"Deeply moving and memorable." —Roxane Gay, author of Bad Feminist and Hunger
"First-time novelist Rohan shows impressive acuity in portraying the many facets of Billy's and his family's grief." --Booklist
At four hundred pounds, Billy Brennan can always count on food. From his earliest memories, he has loved food’s colors, textures and tastes. The way flavors go off in his mouth. How food keeps his mind still and his bad feelings quiet. Food has always made everything better, until the day Billy’s beloved son Michael takes his own life.
Billy determines to make a difference in Michael’s memory and undertakes a public weight-loss campaign, to raise money for suicide prevention—his first step in an ambitious plan to save himself, and to save others. However, Billy’s dramatic crusade appalls his family, who want to simply try to go on.

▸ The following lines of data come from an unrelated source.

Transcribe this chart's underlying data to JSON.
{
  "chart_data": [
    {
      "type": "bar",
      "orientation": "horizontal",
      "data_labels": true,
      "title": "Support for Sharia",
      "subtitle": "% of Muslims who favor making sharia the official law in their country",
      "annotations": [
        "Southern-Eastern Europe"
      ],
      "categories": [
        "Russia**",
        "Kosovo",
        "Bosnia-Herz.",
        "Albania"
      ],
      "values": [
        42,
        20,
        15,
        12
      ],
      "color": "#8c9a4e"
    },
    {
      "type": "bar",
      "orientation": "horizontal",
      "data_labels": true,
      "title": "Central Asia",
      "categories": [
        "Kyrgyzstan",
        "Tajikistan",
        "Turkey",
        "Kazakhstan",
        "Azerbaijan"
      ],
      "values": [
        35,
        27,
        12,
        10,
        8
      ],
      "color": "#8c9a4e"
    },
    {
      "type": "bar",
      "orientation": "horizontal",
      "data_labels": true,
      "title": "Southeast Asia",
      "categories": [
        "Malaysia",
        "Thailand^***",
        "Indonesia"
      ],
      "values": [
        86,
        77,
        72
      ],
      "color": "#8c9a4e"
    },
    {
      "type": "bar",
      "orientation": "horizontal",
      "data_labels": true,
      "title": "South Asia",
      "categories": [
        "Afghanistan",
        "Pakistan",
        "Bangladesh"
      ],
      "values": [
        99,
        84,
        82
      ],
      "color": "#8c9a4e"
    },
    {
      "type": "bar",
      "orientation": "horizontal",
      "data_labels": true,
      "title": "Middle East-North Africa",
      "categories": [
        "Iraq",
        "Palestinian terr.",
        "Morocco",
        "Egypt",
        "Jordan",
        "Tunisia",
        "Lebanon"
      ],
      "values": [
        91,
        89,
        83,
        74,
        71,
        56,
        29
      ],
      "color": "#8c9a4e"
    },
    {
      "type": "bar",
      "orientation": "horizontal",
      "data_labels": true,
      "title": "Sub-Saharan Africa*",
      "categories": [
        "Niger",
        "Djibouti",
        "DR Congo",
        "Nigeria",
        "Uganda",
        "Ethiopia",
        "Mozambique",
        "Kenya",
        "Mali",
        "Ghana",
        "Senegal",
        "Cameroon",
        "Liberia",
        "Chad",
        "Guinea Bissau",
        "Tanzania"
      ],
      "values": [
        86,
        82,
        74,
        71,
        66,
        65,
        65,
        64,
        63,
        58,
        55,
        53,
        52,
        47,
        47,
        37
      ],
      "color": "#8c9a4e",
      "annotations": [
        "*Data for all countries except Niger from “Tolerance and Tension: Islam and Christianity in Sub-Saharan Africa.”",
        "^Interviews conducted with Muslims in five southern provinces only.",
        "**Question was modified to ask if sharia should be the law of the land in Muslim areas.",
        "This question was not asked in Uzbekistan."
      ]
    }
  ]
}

Despite his crushing detractors, Billy gains welcome allies: his community-at-large; a co-worker who lost his father to suicide; a filmmaker with his own dubious agenda; and a secret, miniature kingdom that Billy populates with the sub-quality dolls and soldiers he rescues from disposal at the local toy factory where he works. But it is only if Billy can confront the truth of his pain, suffering, and the brokenness around him, that he and others will be able to realize the full rescue and change they need.
Set in rural, contemporary Ireland, Ethel Rohan's The Weight of Him is an unforgettable, big-hearted novel about loss and reliance that moves from tragedy to recrimination to what can be achieved when we take the stand of our lives.